Frankfurter Gemeine Zeitung

Fritz Bauer und Herrman Josef Abs – zwei Ehrenbürger Frankfurt

50 lange Jahre nach dem Beginn des Auschwitz-Prozesses wurde am 12.12. eine Gedenktafel für Fritz Bauer im Frankfurter Römer, im Plenarsaal, enthüllt. Salomon Korn (Vorsitzender der Jüdischen Gemeinde Frankfurt/M. und Vizepräsident des Zentralrats der Juden in Deutschland) und Raphael Gross (Direktor des Jüdischen Museums Frankfurt und Direktor des Fritz Bauer Instituts) waren Gäste des Parlaments. Raphael Gross hielt eine Rede über Fritz Bauer wie man sie im Römer sonst vermisst.
Nach der Enthüllung, zu Beginn der üblichen Parlamentssitzung und Haushaltsdebatte, verdeckte die Stadtverordnete Jutta Ditfurth (Ökolinx) die Ehrenbürgertafel,  die schräg gegenüber der neuen Fritz-Bauer-Gedenktafel hängt, nämlich die von Hermann Josef Abs mit einem Klebeband. H. J. Abs war Chef der Deutschen Bank im Nationalsozialismus und dadurch mitverantwortlich für den Krieg, die Beraubung der europäischen Juden, für Mord und Verklavung. (Zur Verstrickung von Abs in den Nationalsozialismus hier ein Spiegel-Artikel und  hier eine Rede von Jutta Dittfurth)  Ein weiterer Ehrenbürger der Stadt ist übrigens Max Horkheimer. Sein Name steht seit Jahren auf derselben Ehrenbürgertafel wie der von Abs.  Jutta Dittfurth brachte auf dem Klebestreifen folgende Inschrift an: “Abs war Chefbankier der Nazis und mitverantwortlich für Krieg, KZ, Massenmord, Raub und Versklavung.
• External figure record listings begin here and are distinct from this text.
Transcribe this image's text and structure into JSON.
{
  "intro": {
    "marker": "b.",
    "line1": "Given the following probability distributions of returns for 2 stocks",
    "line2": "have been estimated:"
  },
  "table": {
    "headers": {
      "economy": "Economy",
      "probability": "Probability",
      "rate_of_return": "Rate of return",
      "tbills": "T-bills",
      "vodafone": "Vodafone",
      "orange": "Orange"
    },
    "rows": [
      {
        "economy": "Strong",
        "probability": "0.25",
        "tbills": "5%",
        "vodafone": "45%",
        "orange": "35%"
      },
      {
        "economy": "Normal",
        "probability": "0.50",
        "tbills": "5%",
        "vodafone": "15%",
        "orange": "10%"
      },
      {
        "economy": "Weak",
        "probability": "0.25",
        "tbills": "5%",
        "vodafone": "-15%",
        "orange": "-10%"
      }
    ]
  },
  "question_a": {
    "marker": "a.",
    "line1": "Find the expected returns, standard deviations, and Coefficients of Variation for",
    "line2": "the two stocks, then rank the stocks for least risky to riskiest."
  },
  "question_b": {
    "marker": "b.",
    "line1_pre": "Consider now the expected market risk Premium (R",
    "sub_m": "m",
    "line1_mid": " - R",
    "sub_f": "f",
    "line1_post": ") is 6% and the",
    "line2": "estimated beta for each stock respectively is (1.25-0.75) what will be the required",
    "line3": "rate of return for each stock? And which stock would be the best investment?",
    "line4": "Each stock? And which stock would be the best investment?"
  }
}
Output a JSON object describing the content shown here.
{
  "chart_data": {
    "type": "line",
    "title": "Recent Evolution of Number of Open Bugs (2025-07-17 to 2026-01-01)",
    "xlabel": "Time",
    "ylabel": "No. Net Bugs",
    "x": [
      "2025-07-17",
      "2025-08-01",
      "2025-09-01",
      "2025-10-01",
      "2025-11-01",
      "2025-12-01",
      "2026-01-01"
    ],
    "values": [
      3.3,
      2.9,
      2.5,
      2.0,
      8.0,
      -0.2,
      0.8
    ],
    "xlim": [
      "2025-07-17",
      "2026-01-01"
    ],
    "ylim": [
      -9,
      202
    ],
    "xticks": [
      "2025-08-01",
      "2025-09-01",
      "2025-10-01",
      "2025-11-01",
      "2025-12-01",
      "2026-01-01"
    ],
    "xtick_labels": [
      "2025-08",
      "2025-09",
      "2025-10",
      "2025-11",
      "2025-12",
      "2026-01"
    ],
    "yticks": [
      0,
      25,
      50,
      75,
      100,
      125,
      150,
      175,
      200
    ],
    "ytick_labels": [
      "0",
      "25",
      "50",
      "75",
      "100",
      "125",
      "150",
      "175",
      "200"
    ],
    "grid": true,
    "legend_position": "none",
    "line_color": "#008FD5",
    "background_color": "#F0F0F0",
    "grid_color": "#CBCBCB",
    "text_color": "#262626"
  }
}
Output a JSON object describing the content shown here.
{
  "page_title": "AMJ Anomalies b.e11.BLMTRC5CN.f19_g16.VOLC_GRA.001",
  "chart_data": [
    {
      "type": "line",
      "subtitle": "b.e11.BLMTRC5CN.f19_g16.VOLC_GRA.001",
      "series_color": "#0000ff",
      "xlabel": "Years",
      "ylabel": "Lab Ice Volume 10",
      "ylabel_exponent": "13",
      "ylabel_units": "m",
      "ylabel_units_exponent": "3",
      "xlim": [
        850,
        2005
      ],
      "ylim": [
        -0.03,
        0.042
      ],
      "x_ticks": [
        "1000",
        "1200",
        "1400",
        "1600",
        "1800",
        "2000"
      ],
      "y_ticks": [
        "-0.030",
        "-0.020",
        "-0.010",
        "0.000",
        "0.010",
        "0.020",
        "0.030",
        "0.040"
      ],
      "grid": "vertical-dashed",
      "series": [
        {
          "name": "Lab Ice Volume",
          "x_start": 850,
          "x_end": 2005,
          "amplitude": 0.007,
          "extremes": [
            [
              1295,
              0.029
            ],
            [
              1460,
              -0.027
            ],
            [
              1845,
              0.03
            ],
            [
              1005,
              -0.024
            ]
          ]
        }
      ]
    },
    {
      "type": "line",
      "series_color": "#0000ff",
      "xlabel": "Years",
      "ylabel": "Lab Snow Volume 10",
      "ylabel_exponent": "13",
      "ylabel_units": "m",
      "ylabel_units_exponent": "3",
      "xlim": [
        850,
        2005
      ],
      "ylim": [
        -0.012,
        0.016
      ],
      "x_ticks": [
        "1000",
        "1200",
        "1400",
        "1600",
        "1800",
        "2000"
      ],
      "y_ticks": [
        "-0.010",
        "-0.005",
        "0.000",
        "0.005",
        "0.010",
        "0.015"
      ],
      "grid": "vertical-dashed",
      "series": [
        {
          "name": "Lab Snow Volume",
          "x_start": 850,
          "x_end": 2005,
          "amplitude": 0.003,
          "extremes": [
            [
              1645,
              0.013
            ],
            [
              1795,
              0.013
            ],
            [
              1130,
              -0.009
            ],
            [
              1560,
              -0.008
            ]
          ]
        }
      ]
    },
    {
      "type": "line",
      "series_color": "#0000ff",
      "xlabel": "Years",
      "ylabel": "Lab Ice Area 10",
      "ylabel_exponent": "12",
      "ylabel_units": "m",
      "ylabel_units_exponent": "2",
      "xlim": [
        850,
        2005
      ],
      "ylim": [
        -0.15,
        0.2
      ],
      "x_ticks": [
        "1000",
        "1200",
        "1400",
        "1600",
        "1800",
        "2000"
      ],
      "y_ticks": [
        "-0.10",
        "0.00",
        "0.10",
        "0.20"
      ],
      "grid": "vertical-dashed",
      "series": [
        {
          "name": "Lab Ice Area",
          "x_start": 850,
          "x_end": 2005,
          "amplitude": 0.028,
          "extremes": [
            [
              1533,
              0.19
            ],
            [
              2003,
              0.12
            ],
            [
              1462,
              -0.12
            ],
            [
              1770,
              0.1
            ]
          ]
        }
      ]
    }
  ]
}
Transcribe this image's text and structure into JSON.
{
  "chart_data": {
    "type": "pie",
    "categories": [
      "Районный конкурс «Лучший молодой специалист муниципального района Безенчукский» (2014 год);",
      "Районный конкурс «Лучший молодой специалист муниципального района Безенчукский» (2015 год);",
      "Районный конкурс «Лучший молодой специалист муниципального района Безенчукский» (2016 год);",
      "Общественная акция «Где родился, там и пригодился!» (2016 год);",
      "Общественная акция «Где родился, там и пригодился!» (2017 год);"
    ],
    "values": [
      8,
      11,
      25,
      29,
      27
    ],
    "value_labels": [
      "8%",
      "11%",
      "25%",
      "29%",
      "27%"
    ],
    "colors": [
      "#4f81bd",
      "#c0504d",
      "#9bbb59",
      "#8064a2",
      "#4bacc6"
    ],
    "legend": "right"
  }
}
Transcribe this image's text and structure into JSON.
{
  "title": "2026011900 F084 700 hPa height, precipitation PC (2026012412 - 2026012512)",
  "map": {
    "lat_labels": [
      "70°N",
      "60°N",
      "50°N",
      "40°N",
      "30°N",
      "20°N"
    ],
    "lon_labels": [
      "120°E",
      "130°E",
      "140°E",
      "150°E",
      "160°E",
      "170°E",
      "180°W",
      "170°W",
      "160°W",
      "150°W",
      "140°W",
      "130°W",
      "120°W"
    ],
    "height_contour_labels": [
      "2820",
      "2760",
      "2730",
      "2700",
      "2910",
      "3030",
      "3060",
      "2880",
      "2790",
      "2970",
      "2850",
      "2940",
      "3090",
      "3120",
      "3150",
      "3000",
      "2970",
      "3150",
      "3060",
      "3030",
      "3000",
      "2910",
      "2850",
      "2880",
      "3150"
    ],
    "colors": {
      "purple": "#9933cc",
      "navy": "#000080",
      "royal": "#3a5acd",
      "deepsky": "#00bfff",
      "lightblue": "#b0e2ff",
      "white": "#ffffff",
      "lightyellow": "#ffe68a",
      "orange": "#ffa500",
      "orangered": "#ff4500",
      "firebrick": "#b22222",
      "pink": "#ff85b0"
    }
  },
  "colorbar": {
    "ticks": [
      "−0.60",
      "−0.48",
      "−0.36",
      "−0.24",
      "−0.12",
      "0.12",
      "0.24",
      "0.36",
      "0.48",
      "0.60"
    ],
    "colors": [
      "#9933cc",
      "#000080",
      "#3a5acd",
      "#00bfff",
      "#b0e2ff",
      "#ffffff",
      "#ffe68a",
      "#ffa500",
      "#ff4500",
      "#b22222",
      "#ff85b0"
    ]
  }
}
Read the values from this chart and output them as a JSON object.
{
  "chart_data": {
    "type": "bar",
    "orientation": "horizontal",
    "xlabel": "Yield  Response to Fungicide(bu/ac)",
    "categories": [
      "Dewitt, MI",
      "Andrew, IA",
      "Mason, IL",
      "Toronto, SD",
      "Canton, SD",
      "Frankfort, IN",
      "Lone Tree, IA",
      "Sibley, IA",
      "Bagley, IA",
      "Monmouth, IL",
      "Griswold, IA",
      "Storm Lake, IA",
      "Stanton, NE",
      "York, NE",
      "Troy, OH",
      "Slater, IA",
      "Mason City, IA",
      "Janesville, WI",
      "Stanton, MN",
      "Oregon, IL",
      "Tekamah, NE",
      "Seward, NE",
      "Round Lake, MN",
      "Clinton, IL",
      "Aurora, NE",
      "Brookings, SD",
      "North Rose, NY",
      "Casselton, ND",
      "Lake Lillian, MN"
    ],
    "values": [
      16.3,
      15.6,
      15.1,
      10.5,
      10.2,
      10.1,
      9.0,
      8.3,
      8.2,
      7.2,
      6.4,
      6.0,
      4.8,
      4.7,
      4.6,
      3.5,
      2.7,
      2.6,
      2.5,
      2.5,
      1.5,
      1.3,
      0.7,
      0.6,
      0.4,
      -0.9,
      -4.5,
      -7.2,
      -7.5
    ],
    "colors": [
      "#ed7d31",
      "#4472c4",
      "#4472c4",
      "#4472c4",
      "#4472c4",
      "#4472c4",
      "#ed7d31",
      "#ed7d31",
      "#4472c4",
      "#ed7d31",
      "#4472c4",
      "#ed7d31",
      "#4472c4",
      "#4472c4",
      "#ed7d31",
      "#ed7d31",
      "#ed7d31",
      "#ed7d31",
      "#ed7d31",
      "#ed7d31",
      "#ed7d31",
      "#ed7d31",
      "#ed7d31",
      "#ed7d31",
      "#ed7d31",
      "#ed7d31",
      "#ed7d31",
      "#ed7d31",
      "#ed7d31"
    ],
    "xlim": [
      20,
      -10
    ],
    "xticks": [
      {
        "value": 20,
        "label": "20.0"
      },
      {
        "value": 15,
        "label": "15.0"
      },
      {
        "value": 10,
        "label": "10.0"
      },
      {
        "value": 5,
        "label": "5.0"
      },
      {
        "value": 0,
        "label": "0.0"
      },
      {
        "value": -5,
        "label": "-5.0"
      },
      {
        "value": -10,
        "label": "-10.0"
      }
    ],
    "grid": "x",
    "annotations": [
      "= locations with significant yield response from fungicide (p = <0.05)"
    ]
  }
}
Max Horkheimer und Fritz Bauer sollen durch die Nähe zu seinem Namen nicht beleidigt werden.” Der erste Klebestreifen wurde sofort vom Stadtverordneten Wolfgang Hüber (Freie Wähler/AfD) abgerissen. Ein zweiter Klebestreifen klebte ein bisschen länger und wurde abgenommen, nachdem sie eine persönliche Erklärung zu Abs Ehrenbürgerschaft abgegeben hatte. Die einzigen , die die kleine Protest-Aktion gut hießen waren Dittfurths Auskunft nach die Stadtverordneten der Linken und immerhin eine Stadtverordnete der Grünen.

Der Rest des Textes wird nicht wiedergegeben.